Il resto è dominato da atmosfere da far west americano, cavalli da sellare, stivali, speroni e frustini; il duello tra padre e figlio si consuma tra cavalcate nervose, sfuriate (forse un po' sopra le righe) e ricordi di un'infanzia non facile evocati dai flashback di Tommaso. Permane il confronto teso e costante con qualcosa di atavico e viscerale, in un paesaggio colto spesso nella penombra del crepuscolo o negli ultimi bagliori del buio, un attimo prima dell'alba, complice la fotografia di Matteo Cocco. Gli attori sono tutti convincenti dal giovanissimo Saul Nanni, composto nel dolore e misurato in ogni sguardo, a Viola Sofia Betti, interprete acerba alla sua prima esperienza, ma proprio per questo forse genuina e scaltra, una ventata di verità e freschezza. Un dramma familiare oltre che racconto di formazione declinato nelle forme del western contemporaneo, dove si impara a diventare adulti e guarire anche se a volte può significare incespicare nelle reti dei pastori.
Conclusioni
Chiudiamo la recensione di Brado con un invito: correte a vedere questo film. Denso, stratificato, potente, il terzo lungometraggio di Kim Rossi Stuart è un’opera piena di rimandi, tra western esistenziale e viaggio di formazione. Al centro il rapporto turbolento tra un padre e suo figlio, sullo sfondo gli orizzonti lontani e il rumore delle cavalcate del vecchio far west, solo che non siamo in America, ma in un ranch scalcinato del centro Italia.
Perché ci piace
- Western e dramma familiare insieme per raccontare il rapporto padre-figlio, il confronto con l’atavico e il selvaggio, la religione, il libero arbitrio.

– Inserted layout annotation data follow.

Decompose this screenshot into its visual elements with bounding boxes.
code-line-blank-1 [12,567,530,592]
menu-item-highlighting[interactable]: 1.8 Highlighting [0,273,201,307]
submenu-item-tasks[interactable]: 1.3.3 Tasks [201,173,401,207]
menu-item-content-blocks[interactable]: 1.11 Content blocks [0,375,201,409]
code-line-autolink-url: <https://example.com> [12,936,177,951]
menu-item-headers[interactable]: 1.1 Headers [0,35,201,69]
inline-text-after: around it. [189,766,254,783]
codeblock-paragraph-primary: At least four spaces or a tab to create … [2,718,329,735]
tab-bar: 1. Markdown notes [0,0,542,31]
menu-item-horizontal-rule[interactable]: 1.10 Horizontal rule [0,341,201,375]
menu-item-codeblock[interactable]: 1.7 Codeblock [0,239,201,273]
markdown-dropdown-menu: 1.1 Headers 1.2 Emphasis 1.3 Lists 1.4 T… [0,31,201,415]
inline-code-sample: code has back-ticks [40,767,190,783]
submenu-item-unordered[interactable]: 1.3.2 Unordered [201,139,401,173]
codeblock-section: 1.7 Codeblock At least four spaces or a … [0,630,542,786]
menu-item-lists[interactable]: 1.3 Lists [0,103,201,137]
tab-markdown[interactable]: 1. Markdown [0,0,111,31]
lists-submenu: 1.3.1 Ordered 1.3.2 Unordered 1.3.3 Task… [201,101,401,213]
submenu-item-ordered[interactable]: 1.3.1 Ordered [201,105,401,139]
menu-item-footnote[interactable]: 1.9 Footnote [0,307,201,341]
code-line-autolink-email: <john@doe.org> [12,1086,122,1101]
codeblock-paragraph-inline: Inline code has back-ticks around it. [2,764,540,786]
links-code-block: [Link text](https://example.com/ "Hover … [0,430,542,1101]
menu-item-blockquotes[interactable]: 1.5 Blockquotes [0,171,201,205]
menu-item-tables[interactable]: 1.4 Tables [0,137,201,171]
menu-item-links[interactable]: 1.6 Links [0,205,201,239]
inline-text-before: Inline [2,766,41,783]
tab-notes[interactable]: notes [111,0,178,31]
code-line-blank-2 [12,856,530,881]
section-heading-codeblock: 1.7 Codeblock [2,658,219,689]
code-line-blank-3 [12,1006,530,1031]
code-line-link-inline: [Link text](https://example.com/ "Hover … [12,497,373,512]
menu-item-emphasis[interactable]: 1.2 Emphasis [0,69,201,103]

- Un cast di interpreti convincenti: non si farà fatica a credere ad ogni loro gesto o parola.
- Le atmosfere da vecchio far west, i paesaggi colti nella penombra dell’imbrunire.
Cosa non va
- Qualche lungaggine o metafora di troppo interrompe spesso il ritmo del racconto, che nella seconda parte riacquista vitalità.